Bayesian computational tools

I just arXived a survey entitled Bayesian computational tools in connection with a chapter the editors of the Annual Review of Statistics and Its Application asked me to write. (A puzzling title, I would have used Applications, not Application. Puzzling journal too: endowed with a prestigious editorial board, I wonder at the long-term perspectives of the review, once “all” topics have been addressed. At least, the “non-profit” aspect is respected: $100 for personal subscriptions and $250 for libraries, plus a one-year complimentary online access to volume 1.) Nothing terribly novel in my review, which illustrates some computational tool in some Bayesian settings, missing five or six pages to cover particle filters and sequential Monte Carlo. I however had fun with a double-exponential (or Laplace) example. This distribution indeed allows for a closed-form posterior distribution on the location parameter under a normal prior, which can be expressed as a mixture of truncated normal distributions. A mixture of (n+1) normal distributions for a sample of size n. We actually noticed this fact (which may already be well-known) when looking at our leading example in the consistent ABC choice paper, but it vanished from the appendix in the later versions. As detailed in the previous post, I also fought programming issues induced by this mixture, due to round-up errors in the most extreme components, until all approaches provided similar answers.

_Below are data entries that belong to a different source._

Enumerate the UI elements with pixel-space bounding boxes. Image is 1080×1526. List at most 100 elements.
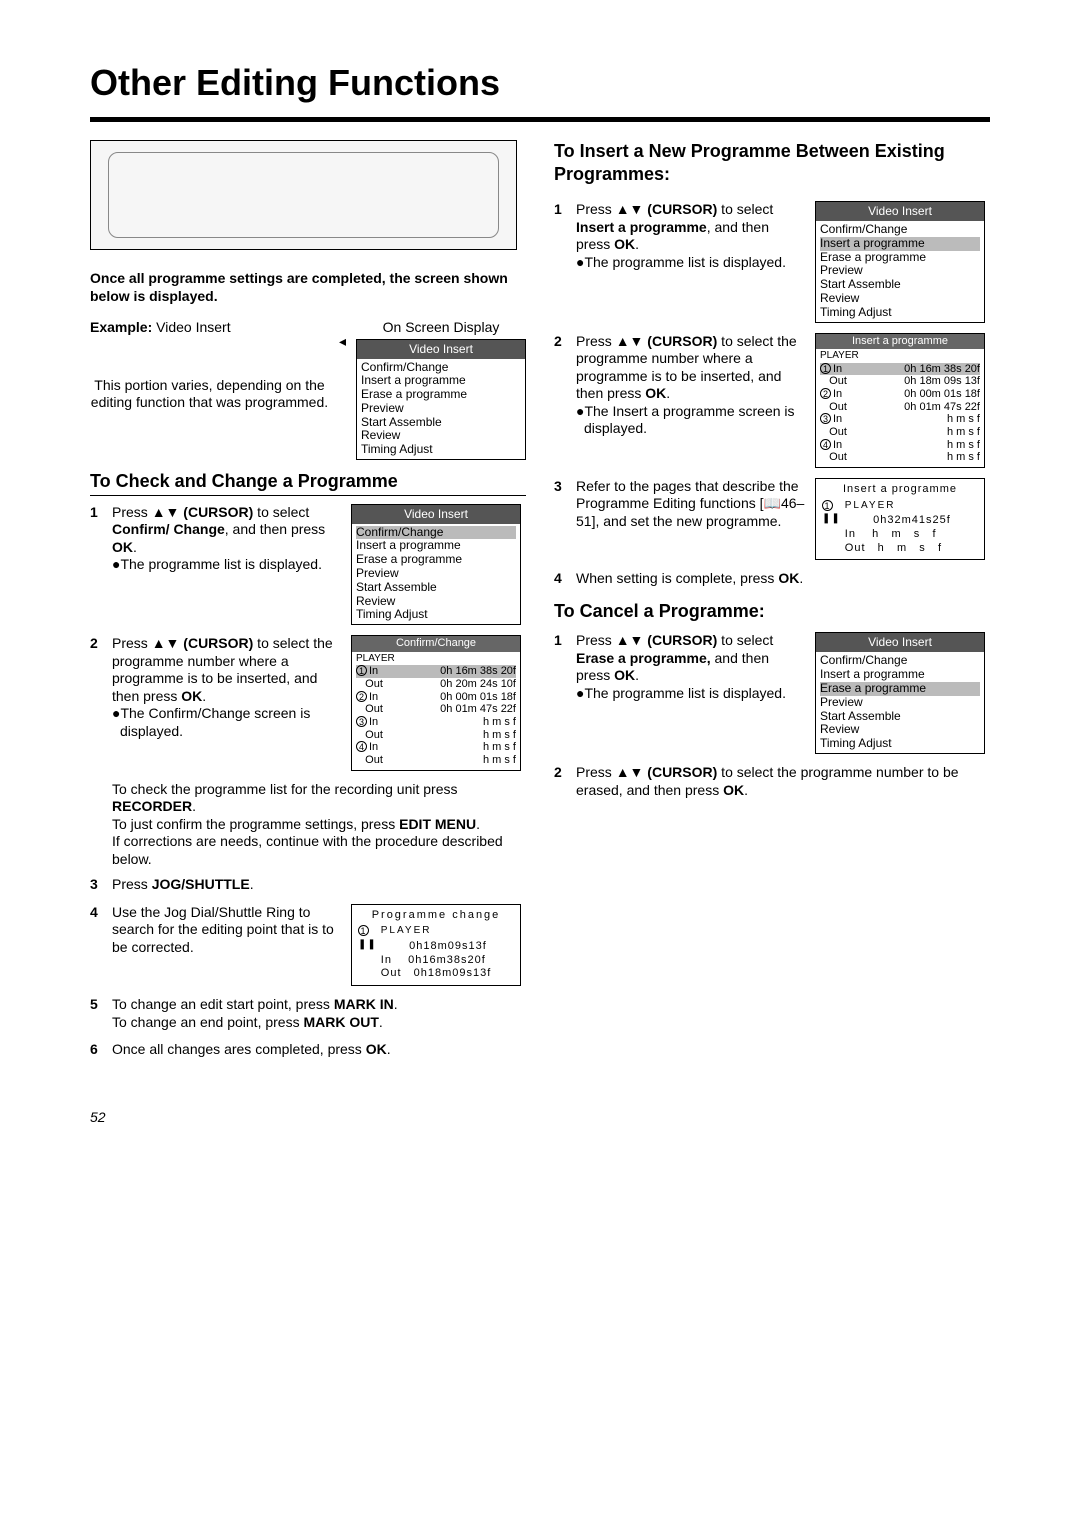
row-label: Out bbox=[820, 451, 868, 464]
remote-diagram bbox=[90, 140, 517, 250]
step-number: 1 bbox=[554, 201, 576, 323]
step-number: 2 bbox=[554, 333, 576, 468]
table-row: 3Inh m s f bbox=[356, 716, 516, 729]
ok-label: OK bbox=[112, 539, 133, 555]
row-label: Out bbox=[356, 729, 404, 742]
markin-label: MARK IN bbox=[334, 996, 394, 1012]
cursor-label: ▲▼ (CURSOR) bbox=[616, 201, 718, 217]
osd-item: Review bbox=[820, 292, 980, 306]
step-text: Refer to the pages that describe the Pro… bbox=[576, 478, 807, 561]
step-number: 5 bbox=[90, 996, 112, 1031]
osd-item: Start Assemble bbox=[820, 278, 980, 292]
osd-item: Confirm/Change bbox=[820, 223, 980, 237]
row-value: 0h 01m 47s 22f bbox=[440, 703, 516, 716]
step-text: , and then press bbox=[225, 521, 325, 537]
row-label: Out bbox=[356, 754, 404, 767]
cursor-label: ▲▼ (CURSOR) bbox=[616, 632, 718, 648]
circled-num-icon: 3 bbox=[356, 716, 367, 727]
row-label: 4In bbox=[820, 439, 868, 452]
step-text: Press bbox=[112, 635, 152, 651]
step-text: Once all changes ares completed, press bbox=[112, 1041, 366, 1057]
table-row: Out0h 20m 24s 10f bbox=[356, 678, 516, 691]
example-label: Example: bbox=[90, 319, 152, 335]
ok-label: OK bbox=[181, 688, 202, 704]
table-row: Out0h 01m 47s 22f bbox=[820, 401, 980, 414]
ok-label: OK bbox=[723, 782, 744, 798]
table-row: Out0h 18m 09s 13f bbox=[820, 375, 980, 388]
step-text: . bbox=[799, 570, 803, 586]
step-number: 4 bbox=[90, 904, 112, 987]
row-value: 0h 00m 01s 18f bbox=[904, 388, 980, 401]
ok-label: OK bbox=[778, 570, 799, 586]
example-value: Video Insert bbox=[152, 319, 230, 335]
step-bullet: ●The programme list is displayed. bbox=[112, 556, 343, 574]
osd-item: Confirm/Change bbox=[820, 654, 980, 668]
note-text: . bbox=[476, 816, 480, 832]
osd-video-insert: Video Insert Confirm/Change Insert a pro… bbox=[356, 339, 526, 461]
osd-item: Timing Adjust bbox=[820, 737, 980, 751]
osd-item: Insert a programme bbox=[361, 374, 521, 388]
ok-label: OK bbox=[645, 385, 666, 401]
ok-label: OK bbox=[614, 667, 635, 683]
timecode: In h m s f bbox=[845, 528, 951, 542]
table-row: Outh m s f bbox=[820, 451, 980, 464]
row-value: h m s f bbox=[947, 439, 980, 452]
table-row: Outh m s f bbox=[820, 426, 980, 439]
step-text: Press bbox=[576, 764, 616, 780]
row-label: Out bbox=[820, 401, 868, 414]
circled-num-icon: 2 bbox=[356, 691, 367, 702]
step-text: . bbox=[635, 236, 639, 252]
osd-caption: On Screen Display bbox=[356, 319, 526, 337]
step-text: to select bbox=[717, 632, 773, 648]
note-text: To check the programme list for the reco… bbox=[112, 781, 458, 797]
step-text: To change an edit start point, press bbox=[112, 996, 334, 1012]
confirm-change-table: Confirm/Change PLAYER 1In0h 16m 38s 20f … bbox=[351, 635, 521, 770]
osd-item: Review bbox=[361, 429, 521, 443]
osd-title: Video Insert bbox=[352, 505, 520, 524]
table-row: 1In0h 16m 38s 20f bbox=[820, 363, 980, 376]
prog-change-box: Programme change 1❚❚ PLAYER 0h18m09s13f … bbox=[351, 904, 521, 987]
cursor-label: ▲▼ (CURSOR) bbox=[616, 333, 718, 349]
cursor-label: ▲▼ (CURSOR) bbox=[152, 504, 254, 520]
step-text: . bbox=[387, 1041, 391, 1057]
row-label: 1In bbox=[820, 363, 868, 376]
step-text: Press bbox=[576, 333, 616, 349]
timecode: 0h32m41s25f bbox=[845, 514, 951, 528]
step-bullet: ●The Confirm/Change screen is displayed. bbox=[112, 705, 343, 740]
section2-heading: To Insert a New Programme Between Existi… bbox=[554, 140, 990, 193]
step-bold: Confirm/ Change bbox=[112, 521, 225, 537]
osd-insert: Video Insert Confirm/Change Insert a pro… bbox=[815, 201, 985, 323]
timecode: Out h m s f bbox=[845, 542, 951, 556]
osd-title: Video Insert bbox=[816, 633, 984, 652]
step-text: . bbox=[666, 385, 670, 401]
osd-item: Preview bbox=[820, 696, 980, 710]
osd-item-highlight: Insert a programme bbox=[820, 237, 980, 251]
section1-heading: To Check and Change a Programme bbox=[90, 470, 526, 496]
osd-item: Insert a programme bbox=[356, 539, 516, 553]
intro-text: Once all programme settings are complete… bbox=[90, 270, 526, 305]
table-row: 1In0h 16m 38s 20f bbox=[356, 665, 516, 678]
step-text: to select bbox=[253, 504, 309, 520]
row-value: h m s f bbox=[947, 413, 980, 426]
osd-item: Timing Adjust bbox=[361, 443, 521, 457]
table-header: PLAYER bbox=[820, 350, 980, 363]
step-number: 3 bbox=[554, 478, 576, 561]
circled-num-icon: 3 bbox=[820, 413, 831, 424]
circled-1-icon: 1 bbox=[822, 500, 833, 511]
table-header: PLAYER bbox=[356, 653, 516, 666]
osd-item: Erase a programme bbox=[820, 251, 980, 265]
box-title: Programme change bbox=[358, 909, 514, 923]
table-title: Insert a programme bbox=[816, 334, 984, 350]
table-title: Confirm/Change bbox=[352, 636, 520, 652]
step-bullet: ●The programme list is displayed. bbox=[576, 685, 807, 703]
row-label: 3In bbox=[356, 716, 404, 729]
step-bold: Erase a programme, bbox=[576, 650, 711, 666]
cursor-label: ▲▼ (CURSOR) bbox=[616, 764, 718, 780]
step-text: To change an end point, press bbox=[112, 1014, 303, 1030]
box-title: Insert a programme bbox=[822, 483, 978, 497]
osd-item: Insert a programme bbox=[820, 668, 980, 682]
osd-title: Video Insert bbox=[816, 202, 984, 221]
osd-item: Erase a programme bbox=[361, 388, 521, 402]
step-number: 2 bbox=[554, 764, 576, 799]
step-bullet: ●The programme list is displayed. bbox=[576, 254, 807, 272]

3 Responses to “Bayesian computational tools”

  1. Do you have more info on how to get a closed form posterior for the location parameter of a Laplace likelihood with a normal prior. I am running a Gibbs sampler for a Laplace/Normal mixture model and without a closed form posterior it’s quite inefficient. Any further sources you might have would be very helpful. Thanks in advance.

  2. There’s a minor typo on p2: When describing the demarginalisation procedure the density in the integral sign is f(x, z | theta) but on the following line is described as g(x, z | theta).